What outcomes are linked to falls?

    • Twenty percent to 30% of people who fall suffer moderate to severe injuries such as lacerations, hip fractures or head traumas. These injuries can make it hard to get around or live independently and increase the risk of early death.

 

    • Falls are the most common cause of traumatic brain injuries, or TBI. In 2000, TBI accounted for 46% of fatal falls among older adults.

 

    • Most fractures among older adults are caused by falls. The most common are fractures of the spine, hip, forearm, leg, ankle, pelvis, upper arm and hand.

 

    • Many people who fall, even if they are not injured, develop a fear of falling. This fear may cause them to limit their activities, leading to reduced mobility and loss of physical fitness, which in turn increases their actual risk of falling.

 

How to prevent falls in older adults?

Older adults can take several steps to protect their independence and reduce their chances of falling. They can:

    • Exercise regularly. It’s important that the exercises focus on increasing leg strength and improving balance.

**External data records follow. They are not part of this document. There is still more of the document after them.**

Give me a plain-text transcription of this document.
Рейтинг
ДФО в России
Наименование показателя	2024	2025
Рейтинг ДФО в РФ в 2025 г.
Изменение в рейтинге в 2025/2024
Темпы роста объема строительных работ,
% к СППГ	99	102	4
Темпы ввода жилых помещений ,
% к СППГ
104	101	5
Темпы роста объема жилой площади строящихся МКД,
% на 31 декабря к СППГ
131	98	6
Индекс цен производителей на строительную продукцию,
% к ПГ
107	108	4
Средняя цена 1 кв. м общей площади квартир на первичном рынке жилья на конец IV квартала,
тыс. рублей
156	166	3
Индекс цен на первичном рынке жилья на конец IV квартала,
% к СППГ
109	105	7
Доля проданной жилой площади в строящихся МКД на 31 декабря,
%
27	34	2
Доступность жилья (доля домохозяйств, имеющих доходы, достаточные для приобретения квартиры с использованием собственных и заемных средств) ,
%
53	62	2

Tai Chi programs are especially good.

 

    • Ask their doctor or pharmacist to review their medicines — both prescription and over-the-counter — to reduce side effects and interactions that may cause dizziness or drowsiness.

 

    • Have their eyes checked by an eye doctor at least once a year and update their eyeglasses to maximize their vision.

 

    • Make their homes safer by reducing tripping hazards, adding grab bars and railings, and improving the lighting in their homes.

 

Additional ways to lower hip fracture risk include:

    • Getting adequate calcium and vitamin D in their diet.

 

    • Undertaking a program of weight bearing exercise.

 

    • Getting screened and treated for osteoporosis.